Israël perd sa Poste

Des camions de livraison de la compagnie postale israélienne. (Crédit : Autorisation)
Des camions de livraison de la compagnie postale israélienne. (Crédit : Autorisation)

La situation de guerre n’a pas interrompu, ni même ralenti, le processus de privatisation des services publics lancé en Israël il y a quelques années.

L’information a failli passer inaperçue si quelques ministres ne s’étaient pas vantés de la transaction : le gouvernement israélien a finalisé la privatisation de La Poste en la cédant au groupe Milgam.

Après une saga de plusieurs années, Israël se sépare de sa poste ; beaucoup d’Israéliens se réjouiront sans doute, espérant qu’un service privé sera plus efficace que le service public, notamment dans l’acheminement des colis.
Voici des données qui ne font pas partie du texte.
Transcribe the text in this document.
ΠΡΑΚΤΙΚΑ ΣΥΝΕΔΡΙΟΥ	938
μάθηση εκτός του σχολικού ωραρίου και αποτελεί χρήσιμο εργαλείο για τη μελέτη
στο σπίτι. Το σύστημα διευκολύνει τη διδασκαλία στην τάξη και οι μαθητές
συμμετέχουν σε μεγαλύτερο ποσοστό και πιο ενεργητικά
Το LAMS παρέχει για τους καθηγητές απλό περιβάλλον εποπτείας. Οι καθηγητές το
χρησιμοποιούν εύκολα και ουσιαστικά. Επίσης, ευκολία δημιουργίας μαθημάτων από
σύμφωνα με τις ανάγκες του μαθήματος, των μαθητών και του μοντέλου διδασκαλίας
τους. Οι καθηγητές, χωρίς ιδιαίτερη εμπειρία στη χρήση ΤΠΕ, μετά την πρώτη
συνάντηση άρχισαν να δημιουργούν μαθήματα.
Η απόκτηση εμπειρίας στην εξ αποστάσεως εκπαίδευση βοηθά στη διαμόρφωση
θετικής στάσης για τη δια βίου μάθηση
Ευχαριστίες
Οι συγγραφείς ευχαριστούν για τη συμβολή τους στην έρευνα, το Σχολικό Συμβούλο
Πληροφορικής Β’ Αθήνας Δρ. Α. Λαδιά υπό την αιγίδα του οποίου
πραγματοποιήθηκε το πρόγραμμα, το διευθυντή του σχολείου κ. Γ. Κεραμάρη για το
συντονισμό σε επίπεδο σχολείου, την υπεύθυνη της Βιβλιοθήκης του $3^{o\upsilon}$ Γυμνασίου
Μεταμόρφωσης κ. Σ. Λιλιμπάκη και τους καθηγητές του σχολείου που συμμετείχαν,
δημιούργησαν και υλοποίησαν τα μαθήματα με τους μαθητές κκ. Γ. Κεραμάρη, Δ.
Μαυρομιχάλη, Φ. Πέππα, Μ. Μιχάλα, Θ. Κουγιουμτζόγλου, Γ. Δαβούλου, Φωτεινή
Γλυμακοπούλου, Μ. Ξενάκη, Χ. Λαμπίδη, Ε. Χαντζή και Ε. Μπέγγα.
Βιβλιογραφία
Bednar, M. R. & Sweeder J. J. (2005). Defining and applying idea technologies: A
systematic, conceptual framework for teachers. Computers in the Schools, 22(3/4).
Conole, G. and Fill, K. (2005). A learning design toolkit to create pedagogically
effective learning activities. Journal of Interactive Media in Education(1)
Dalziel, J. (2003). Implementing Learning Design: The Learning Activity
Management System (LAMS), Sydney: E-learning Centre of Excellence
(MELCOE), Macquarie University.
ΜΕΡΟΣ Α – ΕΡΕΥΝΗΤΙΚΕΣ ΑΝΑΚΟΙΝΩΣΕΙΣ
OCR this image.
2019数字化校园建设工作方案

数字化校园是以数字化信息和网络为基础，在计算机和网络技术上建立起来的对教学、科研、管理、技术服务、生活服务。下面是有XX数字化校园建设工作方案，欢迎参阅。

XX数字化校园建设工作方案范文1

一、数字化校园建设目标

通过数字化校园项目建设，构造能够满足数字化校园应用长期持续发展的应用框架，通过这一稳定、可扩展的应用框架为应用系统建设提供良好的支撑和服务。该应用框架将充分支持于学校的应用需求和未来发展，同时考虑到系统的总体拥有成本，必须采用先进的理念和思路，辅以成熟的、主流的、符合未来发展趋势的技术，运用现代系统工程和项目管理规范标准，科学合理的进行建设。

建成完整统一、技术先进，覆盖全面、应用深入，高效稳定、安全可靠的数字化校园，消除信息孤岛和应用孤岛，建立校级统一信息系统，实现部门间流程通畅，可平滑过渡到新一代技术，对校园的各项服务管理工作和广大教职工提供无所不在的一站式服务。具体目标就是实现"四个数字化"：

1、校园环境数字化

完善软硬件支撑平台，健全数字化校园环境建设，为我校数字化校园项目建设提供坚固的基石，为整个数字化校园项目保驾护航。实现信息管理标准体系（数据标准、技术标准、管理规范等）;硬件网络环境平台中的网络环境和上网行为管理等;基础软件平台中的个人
La privatisation de la société La Poste est-elle, pour autant, une bonne nouvelle ? Pas sûr : en réalité, l’Etat solde ses entreprises publiques à des capitaux privés au nom de l’idéologie ultralibérale et pas forcément pour améliorer la qualité (et le prix) des services rendus aux citoyens.

Grandes familles

Comme pour la plupart des privatisations en Israël, La Poste aussi est tombée dans l’escarcelle d’une grande famille israélienne : la famille Weil, propriétaire du groupe Milgam, vient d’acquérir la société La Poste (banque postale comprise) contre la somme de 461 millions de shekels (125 millions de dollars).

Peu connue de la plupart des Israéliens, la famille Weil est à la tête d’un important empire financier (Milgam) spécialisé dans les services aux municipalités, comme la distribution d’eau, le recouvrement des factures, etc… Milgam est aussi propriétaire de plusieurs applications très utilisées par les Israéliens, comme Gett Taxi et Pango (stationnement).

Ce n’est pas la première fois en Israël qu’une privatisation profite à une grande famille ; on se souvient que, dans le courant des années 2000, l’Etat a cédé la compagnie aérienne El Al aux frères Borovitch, l’opérateur de téléphonie Bezeq à la famille Elovich et la banque Discount à la famille Bronfman.

Au total, le libéralisme à l’israélienne a renforcé le poids des grandes familles dans l’économie du pays. L’Israélien utilise même dans son langage courant le terme japonais Tycoon pour désigner un homme d’affaires ou une famille qui a prospéré en rachetant, parfois à bas prix, des biens de l’État dans des domaines divers, comme les télécoms, la finance, l’immobilier, l’énergie, etc…

La fin de l’État

La cure d’amaigrissement de l’État fait partie de la politique ultralibérale lancée en Israël à partir de 2003 par le ministre des Finances de l’époque, Benyamin Netanyahou.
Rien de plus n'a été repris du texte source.